Researchers with Cedars Sinai Medical Center, Beverly Hills, Calif., and New York University School of Medicine, New York, retrospectively examined subjective breathing scores and acoustic rhinometry before septorhinoplasty and six to nine months after the procedure in 31 patients, HealthDay News reports.
The researchers noted a significant overall mean subjective improvement in breathing scores of 38 percent. The overall mean volume increased and the overall resistance decreased, but the changes were significant only on the right side.

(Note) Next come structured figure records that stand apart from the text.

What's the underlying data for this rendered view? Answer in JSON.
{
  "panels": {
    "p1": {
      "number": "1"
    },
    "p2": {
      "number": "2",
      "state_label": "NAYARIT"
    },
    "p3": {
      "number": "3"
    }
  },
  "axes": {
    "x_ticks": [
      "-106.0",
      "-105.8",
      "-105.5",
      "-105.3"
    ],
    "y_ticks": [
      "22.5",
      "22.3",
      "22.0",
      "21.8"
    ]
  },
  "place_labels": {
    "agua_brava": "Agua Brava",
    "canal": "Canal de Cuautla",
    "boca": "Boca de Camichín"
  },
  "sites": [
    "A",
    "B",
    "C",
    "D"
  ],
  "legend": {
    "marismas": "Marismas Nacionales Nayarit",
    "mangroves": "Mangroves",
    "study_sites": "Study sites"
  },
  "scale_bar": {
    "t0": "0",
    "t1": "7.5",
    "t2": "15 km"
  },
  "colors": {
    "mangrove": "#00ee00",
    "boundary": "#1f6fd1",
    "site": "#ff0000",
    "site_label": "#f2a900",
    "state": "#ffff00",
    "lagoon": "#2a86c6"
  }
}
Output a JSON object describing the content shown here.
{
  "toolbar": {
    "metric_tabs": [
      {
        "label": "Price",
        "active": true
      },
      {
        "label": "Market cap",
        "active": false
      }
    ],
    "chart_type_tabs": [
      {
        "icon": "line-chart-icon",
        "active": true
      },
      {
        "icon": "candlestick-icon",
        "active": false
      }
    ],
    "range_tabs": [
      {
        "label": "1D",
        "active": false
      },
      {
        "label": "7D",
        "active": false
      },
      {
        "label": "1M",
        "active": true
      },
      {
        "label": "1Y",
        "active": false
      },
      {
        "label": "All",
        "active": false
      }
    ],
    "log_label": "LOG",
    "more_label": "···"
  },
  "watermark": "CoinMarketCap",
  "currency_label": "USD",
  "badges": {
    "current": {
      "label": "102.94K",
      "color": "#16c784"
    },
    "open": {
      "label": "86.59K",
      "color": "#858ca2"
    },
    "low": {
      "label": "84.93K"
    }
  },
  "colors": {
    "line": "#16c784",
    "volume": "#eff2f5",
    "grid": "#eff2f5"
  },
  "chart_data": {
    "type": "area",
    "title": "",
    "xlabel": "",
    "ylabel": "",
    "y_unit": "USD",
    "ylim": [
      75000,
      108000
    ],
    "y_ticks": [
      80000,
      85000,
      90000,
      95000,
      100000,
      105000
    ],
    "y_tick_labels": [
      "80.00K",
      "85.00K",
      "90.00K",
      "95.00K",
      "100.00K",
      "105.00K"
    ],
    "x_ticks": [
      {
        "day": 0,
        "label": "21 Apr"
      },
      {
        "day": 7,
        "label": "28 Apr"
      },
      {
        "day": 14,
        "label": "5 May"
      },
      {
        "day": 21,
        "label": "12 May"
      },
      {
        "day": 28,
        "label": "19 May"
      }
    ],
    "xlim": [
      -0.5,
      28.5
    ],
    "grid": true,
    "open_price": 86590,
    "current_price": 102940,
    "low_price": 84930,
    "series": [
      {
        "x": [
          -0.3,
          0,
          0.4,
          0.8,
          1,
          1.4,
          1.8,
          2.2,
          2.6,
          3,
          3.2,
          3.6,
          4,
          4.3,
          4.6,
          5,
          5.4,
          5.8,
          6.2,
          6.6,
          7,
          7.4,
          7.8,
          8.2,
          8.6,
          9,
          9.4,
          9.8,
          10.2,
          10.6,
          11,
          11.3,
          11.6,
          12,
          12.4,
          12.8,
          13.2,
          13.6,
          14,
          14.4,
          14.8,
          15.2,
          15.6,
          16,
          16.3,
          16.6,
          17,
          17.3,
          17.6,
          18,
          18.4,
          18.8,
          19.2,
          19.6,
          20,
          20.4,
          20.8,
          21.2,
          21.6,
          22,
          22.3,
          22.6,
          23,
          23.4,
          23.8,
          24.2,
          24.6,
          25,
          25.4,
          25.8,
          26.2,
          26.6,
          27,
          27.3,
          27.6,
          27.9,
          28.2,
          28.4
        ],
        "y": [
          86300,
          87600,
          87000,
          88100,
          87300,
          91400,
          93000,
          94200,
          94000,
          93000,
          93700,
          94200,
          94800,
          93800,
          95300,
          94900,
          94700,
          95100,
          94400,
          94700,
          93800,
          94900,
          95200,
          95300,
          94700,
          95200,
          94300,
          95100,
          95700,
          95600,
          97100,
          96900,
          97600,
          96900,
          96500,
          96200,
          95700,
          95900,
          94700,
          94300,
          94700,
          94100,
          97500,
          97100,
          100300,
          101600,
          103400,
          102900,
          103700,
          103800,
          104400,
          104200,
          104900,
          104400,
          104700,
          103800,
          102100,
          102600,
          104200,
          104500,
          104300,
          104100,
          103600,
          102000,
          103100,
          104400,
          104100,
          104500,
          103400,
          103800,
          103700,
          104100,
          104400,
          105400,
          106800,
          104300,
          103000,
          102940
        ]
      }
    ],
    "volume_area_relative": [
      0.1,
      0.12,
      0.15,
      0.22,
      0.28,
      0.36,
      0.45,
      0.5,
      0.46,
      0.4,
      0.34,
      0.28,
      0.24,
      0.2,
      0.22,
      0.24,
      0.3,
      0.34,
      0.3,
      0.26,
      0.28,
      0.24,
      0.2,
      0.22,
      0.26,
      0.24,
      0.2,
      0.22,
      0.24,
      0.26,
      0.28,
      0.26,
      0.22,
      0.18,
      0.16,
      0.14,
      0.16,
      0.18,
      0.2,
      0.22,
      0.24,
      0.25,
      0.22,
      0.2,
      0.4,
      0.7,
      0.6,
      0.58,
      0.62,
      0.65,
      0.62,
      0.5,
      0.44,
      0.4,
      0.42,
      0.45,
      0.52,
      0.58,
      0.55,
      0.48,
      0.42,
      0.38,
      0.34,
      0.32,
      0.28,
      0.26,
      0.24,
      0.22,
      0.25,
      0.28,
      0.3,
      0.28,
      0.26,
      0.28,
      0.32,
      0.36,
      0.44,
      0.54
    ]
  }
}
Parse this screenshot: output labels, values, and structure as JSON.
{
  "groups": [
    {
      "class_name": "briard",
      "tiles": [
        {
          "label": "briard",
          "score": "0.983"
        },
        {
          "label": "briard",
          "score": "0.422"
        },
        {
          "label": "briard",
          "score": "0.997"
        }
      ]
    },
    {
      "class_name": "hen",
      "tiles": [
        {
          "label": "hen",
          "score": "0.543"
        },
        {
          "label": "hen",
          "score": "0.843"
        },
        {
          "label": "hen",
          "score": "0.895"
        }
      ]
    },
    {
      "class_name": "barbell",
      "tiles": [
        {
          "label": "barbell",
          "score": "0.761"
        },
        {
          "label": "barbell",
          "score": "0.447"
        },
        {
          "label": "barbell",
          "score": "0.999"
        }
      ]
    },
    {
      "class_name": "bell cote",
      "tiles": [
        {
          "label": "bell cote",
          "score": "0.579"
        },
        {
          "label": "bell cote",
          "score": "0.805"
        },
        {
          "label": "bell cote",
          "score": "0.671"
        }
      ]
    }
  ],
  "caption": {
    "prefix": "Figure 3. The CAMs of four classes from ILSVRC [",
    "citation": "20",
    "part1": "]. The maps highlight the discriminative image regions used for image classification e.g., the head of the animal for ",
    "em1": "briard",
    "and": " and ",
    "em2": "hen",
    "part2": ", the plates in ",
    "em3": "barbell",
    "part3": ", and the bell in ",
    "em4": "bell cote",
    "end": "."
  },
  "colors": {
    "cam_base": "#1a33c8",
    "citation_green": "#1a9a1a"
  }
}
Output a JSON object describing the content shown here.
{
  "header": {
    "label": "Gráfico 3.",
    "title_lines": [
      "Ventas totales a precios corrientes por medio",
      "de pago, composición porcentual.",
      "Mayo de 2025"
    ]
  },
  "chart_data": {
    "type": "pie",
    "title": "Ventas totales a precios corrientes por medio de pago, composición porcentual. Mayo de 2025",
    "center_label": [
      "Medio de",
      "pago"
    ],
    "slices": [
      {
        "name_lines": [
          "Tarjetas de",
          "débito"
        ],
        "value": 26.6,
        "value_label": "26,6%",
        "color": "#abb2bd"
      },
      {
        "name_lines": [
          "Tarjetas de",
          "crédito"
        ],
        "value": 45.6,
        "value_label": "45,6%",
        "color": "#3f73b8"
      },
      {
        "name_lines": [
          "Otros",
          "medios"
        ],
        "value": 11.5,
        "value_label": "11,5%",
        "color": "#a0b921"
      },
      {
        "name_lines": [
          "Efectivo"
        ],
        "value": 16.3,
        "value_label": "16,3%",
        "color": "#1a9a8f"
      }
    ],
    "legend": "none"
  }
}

Results were similar in groups of patients stratified based on other procedures, including spreader grafts and alar batten grafts, and did not differ in the absence of osteotomies. Patients with severe obstruction achieved the greatest improvement in all measured values, including in minimal cross-sectional area (MCA), which improved by an average of 55 percent.
“Septorhinoplasty increases nasal volume, decreases nasal resistance, and advances the MCA anteriorly,” the authors concluded. “These changes coexist with subjective improvements in nasal patency, which suggests that this new anatomic configuration creates a positive outcome on nasal airflow.”
The study was published online Sept. 10 in Archives of Facial Plastic Surgery.